I don’t know what Fox is thinking, considering how they have treated Tucker Carlson and his team. You drop your most popular host in a way that just antagonizes your viewers and shows no loyalty for all he has brought to the network.
Now, Fox is reportedly showing that same attitude toward the remaining people who had worked for Carlson but who were still working for the network until Friday.
According to Chadwick Moore, Carlson’s biographer, the remaining nine people who worked on Carlson’s show were going to be “frog marched” out of the building tonight after they finished the show on Friday. One former Carlson producer called it “Degrading!” Here’s the email that those people allegedly got:
What’s the point in that besides trying to humiliate them? Do they think these people were going to do anything? That’s just treating your employees so poorly. Again, does Fox still want viewers? Because that’s not going to go over well with the folks who are already mad at them for cutting Tucker.
But Carlson may have the last laugh, as may the people who worked for him. We reported before that Carlson was working on the idea of starting a new media venture and now there are a lot more details.
Former Fox News host Tucker Carlson and former White House adviser Neil Patel are raising funds for a new media company that likely would use Twitter as its foundation, according to a report from The Wall Street Journal.
People familiar with the matter told the Journal the new company would run on subscriptions for longer versions of the free videos Carlson has been posting on Twitter for free since he was ousted from Fox News earlier this year.
The shorter videos will still be available for free for users on Twitter and other platforms, with subscriptions required for the longer videos in their entirety, people told the Wall Street Journal. [….]
Carlson and Patel are reportedly seeking to raise hundreds of millions of dollars in funding for the company. The pair founded the conservative publication The Daily Caller in 2010 and were roommates at Trinity College in Hartford, Conn.
People familiar with the new project said Carlson’s team recently met with Twitter to talk over the endeavor, which would feature a website and mobile app and potentially air on other platforms beyond Twitter.
They’re looking to raise hundreds of millions of dollars and the word is they already have lined up some financial backers.
Fox sent Carlson a cease and desist letter, claiming he’s still under contract with them. But Carlson’s lawyer Harmeet Dhillon said he would “not be silenced by anyone.”

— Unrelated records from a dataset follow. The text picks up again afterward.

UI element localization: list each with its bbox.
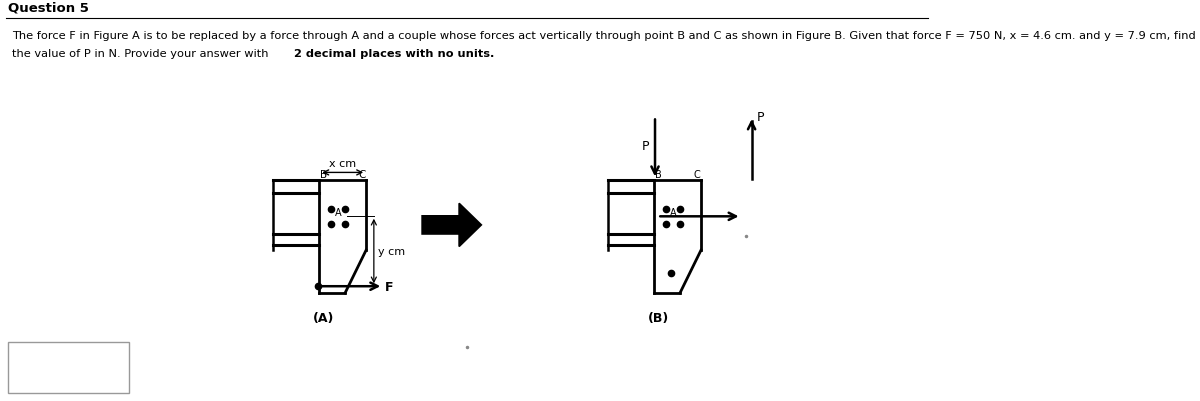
Text: y cm: y cm bbox=[378, 246, 404, 256]
Text: A: A bbox=[335, 208, 342, 218]
Text: P: P bbox=[641, 140, 649, 153]
Text: (B): (B) bbox=[648, 311, 670, 324]
Text: B: B bbox=[655, 170, 661, 180]
Text: The force F in Figure A is to be replaced by a force through A and a couple whos: The force F in Figure A is to be replace… bbox=[12, 31, 1195, 41]
Text: A: A bbox=[670, 208, 677, 218]
Bar bbox=[7, 342, 128, 393]
Text: (A): (A) bbox=[313, 311, 335, 324]
Polygon shape bbox=[422, 204, 481, 247]
Text: Question 5: Question 5 bbox=[7, 2, 89, 14]
Text: x cm: x cm bbox=[329, 159, 356, 169]
Text: F: F bbox=[385, 280, 394, 293]
Text: the value of P in N. Provide your answer with: the value of P in N. Provide your answer… bbox=[12, 49, 272, 59]
Text: P: P bbox=[756, 111, 763, 124]
Text: B: B bbox=[320, 170, 328, 180]
Text: 2 decimal places with no units.: 2 decimal places with no units. bbox=[294, 49, 494, 59]
Text: C: C bbox=[694, 170, 700, 180]
Text: C: C bbox=[358, 170, 365, 180]
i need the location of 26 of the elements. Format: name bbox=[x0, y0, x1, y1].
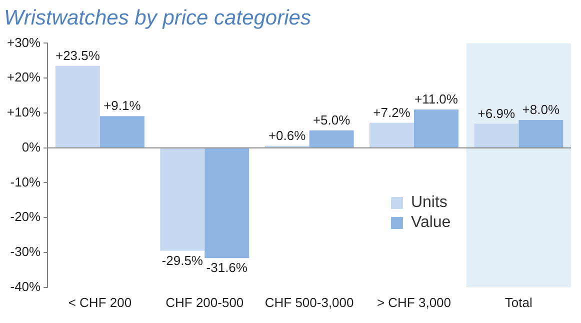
data-label: +23.5% bbox=[55, 48, 100, 63]
y-tick-label: -20% bbox=[10, 209, 42, 224]
legend-label: Units bbox=[410, 194, 448, 212]
x-tick-label: < CHF 200 bbox=[68, 294, 132, 310]
data-label: +5.0% bbox=[312, 112, 351, 128]
y-tick-label: +20% bbox=[6, 70, 42, 85]
x-tick-label: Total bbox=[504, 294, 532, 310]
x-tick-label: CHF 500-3,000 bbox=[264, 294, 354, 310]
y-tick-label: 0% bbox=[22, 139, 42, 154]
y-tick-label: -40% bbox=[10, 278, 42, 294]
y-tick-label: -10% bbox=[10, 174, 42, 190]
x-tick-label: CHF 200-500 bbox=[166, 294, 244, 310]
y-tick-label: +30% bbox=[6, 34, 42, 50]
data-label: +0.6% bbox=[268, 128, 306, 143]
data-label: +7.2% bbox=[373, 104, 411, 120]
y-tick-label: +10% bbox=[6, 104, 42, 120]
data-label: +8.0% bbox=[522, 102, 560, 118]
y-tick-label: -30% bbox=[10, 244, 42, 260]
x-tick-label: > CHF 3,000 bbox=[376, 294, 452, 310]
chart-title: Wristwatches by price categories bbox=[4, 6, 312, 30]
legend-label: Value bbox=[410, 214, 451, 232]
data-label: -29.5% bbox=[162, 252, 204, 268]
data-label: +6.9% bbox=[478, 106, 516, 121]
data-label: -31.6% bbox=[206, 260, 248, 276]
data-label: +9.1% bbox=[104, 98, 142, 114]
data-label: +11.0% bbox=[414, 92, 458, 107]
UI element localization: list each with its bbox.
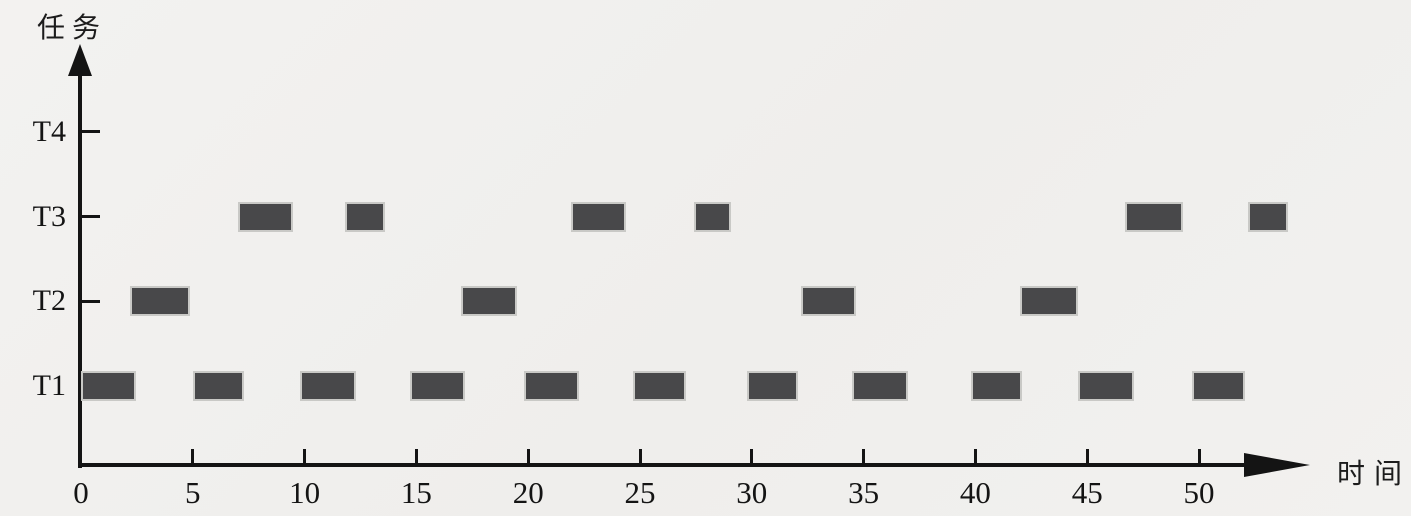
x-tick — [862, 449, 866, 463]
task-bar — [130, 286, 191, 317]
x-axis-line — [78, 463, 1250, 467]
row-label-t3: T3 — [32, 199, 66, 233]
x-tick-label: 5 — [185, 475, 201, 510]
x-tick-label: 0 — [73, 475, 89, 510]
task-bar — [461, 286, 517, 317]
task-bar — [970, 371, 1022, 401]
x-tick-label: 40 — [959, 475, 991, 510]
y-axis-title: 任务 — [37, 13, 108, 44]
row-label-t2: T2 — [32, 284, 66, 318]
task-bar — [633, 371, 687, 401]
task-bar — [1020, 286, 1078, 317]
x-tick — [1197, 449, 1201, 463]
task-bar — [1248, 201, 1288, 232]
x-tick-label: 25 — [624, 475, 656, 510]
x-tick-label: 10 — [289, 475, 321, 510]
task-bar — [237, 201, 293, 232]
task-bar — [523, 371, 580, 401]
x-tick — [191, 449, 195, 463]
x-tick — [638, 449, 642, 463]
x-tick-label: 15 — [400, 475, 432, 510]
x-tick-label: 30 — [736, 475, 768, 510]
x-tick-label: 35 — [848, 475, 880, 510]
x-tick — [973, 449, 977, 463]
task-bar — [1078, 371, 1134, 401]
y-tick — [82, 299, 100, 303]
y-tick — [82, 130, 100, 134]
x-tick — [1085, 449, 1089, 463]
x-tick-label: 20 — [512, 475, 544, 510]
row-label-t4: T4 — [32, 114, 66, 148]
x-tick — [750, 449, 754, 463]
task-bar — [344, 201, 385, 232]
task-bar — [800, 286, 857, 317]
task-bar — [409, 371, 466, 401]
x-tick-label: 45 — [1071, 475, 1103, 510]
x-tick-label: 50 — [1183, 475, 1215, 510]
y-axis-line — [78, 66, 82, 468]
task-bar — [570, 201, 627, 232]
y-tick — [82, 215, 100, 219]
x-tick — [414, 449, 418, 463]
task-bar — [192, 371, 244, 401]
x-tick — [526, 449, 530, 463]
task-bar — [852, 371, 908, 401]
task-bar — [1192, 371, 1246, 401]
task-bar — [300, 371, 356, 401]
task-bar — [81, 371, 137, 401]
x-axis-title: 时间 — [1337, 459, 1411, 490]
y-axis-arrow-icon — [68, 44, 92, 76]
row-label-t1: T1 — [32, 369, 66, 402]
task-bar — [693, 201, 732, 232]
x-tick — [303, 449, 307, 463]
task-bar — [1125, 201, 1183, 232]
x-axis-arrow-icon — [1244, 453, 1310, 477]
task-bar — [747, 371, 799, 401]
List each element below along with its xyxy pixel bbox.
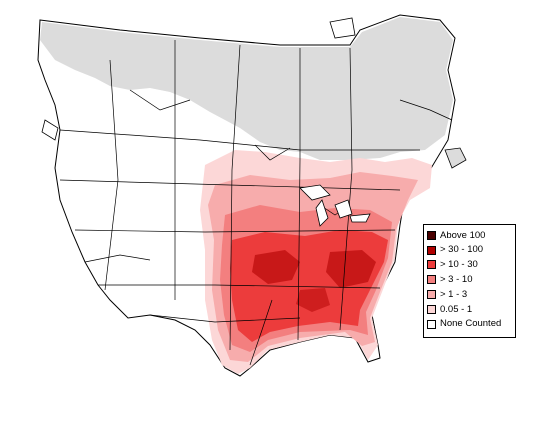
legend-swatch [427, 230, 436, 240]
legend-item: > 10 - 30 [427, 258, 512, 273]
legend-item: Above 100 [427, 228, 512, 243]
legend-item: None Counted [427, 317, 512, 332]
legend-swatch [427, 290, 436, 300]
legend-label: > 30 - 100 [440, 244, 484, 256]
legend-item: > 3 - 10 [427, 272, 512, 287]
legend-swatch [427, 245, 436, 255]
great-lakes [299, 184, 371, 227]
islands [41, 17, 467, 169]
legend-swatch [427, 319, 436, 329]
legend: Above 100 > 30 - 100 > 10 - 30 > 3 - 10 > 1 … [423, 224, 516, 338]
legend-item: > 1 - 3 [427, 287, 512, 302]
legend-swatch [427, 304, 436, 314]
legend-label: Above 100 [440, 229, 486, 241]
legend-label: > 3 - 10 [440, 274, 473, 286]
legend-swatch [427, 260, 436, 270]
legend-label: 0.05 - 1 [440, 303, 473, 315]
legend-item: 0.05 - 1 [427, 302, 512, 317]
range-30-to-100-b [326, 250, 376, 288]
legend-label: None Counted [440, 318, 502, 330]
legend-label: > 10 - 30 [440, 259, 478, 271]
legend-swatch [427, 275, 436, 285]
legend-item: > 30 - 100 [427, 243, 512, 258]
range-30-to-100-a [252, 250, 300, 284]
legend-label: > 1 - 3 [440, 288, 468, 300]
region-boundaries [59, 40, 453, 366]
range-30-to-100-c [296, 288, 330, 312]
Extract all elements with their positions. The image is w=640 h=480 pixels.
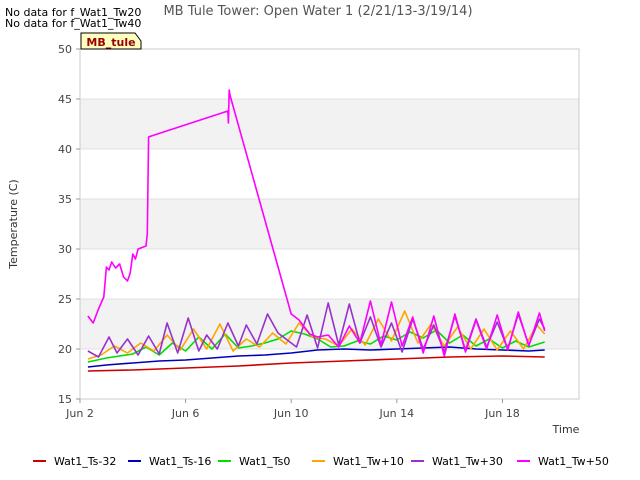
x-tick-label-1: Jun 6 [171,407,200,420]
series-line-Wat1_Tw+50 [87,89,546,357]
x-axis-label: Time [552,423,580,436]
legend-label-Wat1_Ts-16: Wat1_Ts-16 [149,455,211,468]
no-data-notice-tw20: No data for f_Wat1_Tw20 [5,6,142,19]
station-badge-label: MB_tule [86,36,135,49]
legend: Wat1_Ts-32 Wat1_Ts-16 Wat1_Ts0 Wat1_Tw+10 Wa… [33,455,609,468]
x-tick-label-2: Jun 10 [273,407,309,420]
y-tick-label-35: 35 [58,193,72,206]
series-line-Wat1_Tw+10 [87,310,546,360]
y-tick-label-20: 20 [58,343,72,356]
y-tick-label-40: 40 [58,143,72,156]
x-tick-label-3: Jun 14 [378,407,414,420]
y-tick-label-45: 45 [58,93,72,106]
legend-label-Wat1_Tw+50: Wat1_Tw+50 [538,455,609,468]
legend-label-Wat1_Ts0: Wat1_Ts0 [239,455,290,468]
y-tick-label-25: 25 [58,293,72,306]
legend-label-Wat1_Tw+30: Wat1_Tw+30 [432,455,503,468]
legend-label-Wat1_Ts-32: Wat1_Ts-32 [54,455,116,468]
series-line-Wat1_Ts-16 [87,346,545,368]
legend-label-Wat1_Tw+10: Wat1_Tw+10 [333,455,404,468]
shaded-band-2 [80,99,579,149]
x-tick-label-4: Jun 18 [484,407,520,420]
shaded-band-1 [80,199,579,249]
series-line-Wat1_Ts-32 [87,355,545,372]
station-badge: MB_tule [80,32,142,50]
x-tick-label-0: Jun 2 [65,407,94,420]
plot-frame [79,48,580,400]
station-badge-shape [80,32,142,50]
y-tick-label-15: 15 [58,393,72,406]
no-data-notice-tw40: No data for f_Wat1_Tw40 [5,17,142,30]
y-tick-label-50: 50 [58,43,72,56]
y-axis-label: Temperature (C) [7,179,20,269]
chart-title: MB Tule Tower: Open Water 1 (2/21/13-3/1… [163,4,472,19]
y-tick-label-30: 30 [58,243,72,256]
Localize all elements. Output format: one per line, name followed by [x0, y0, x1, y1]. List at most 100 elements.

Carlson has already shown the power he has during his interviews with 2024 Republican candidates at the Family Leadership Summit. His interviewing them made it interesting because he was free to ask what he wanted and not hold back. I think it’s fair to say such a subscription show would be very popular and likely do better than whatever Fox might be putting out in place of Carlson. Word is also that some of the former employees would be joining Carlson in whatever he ultimately creates. So it looks like they might be better off as well.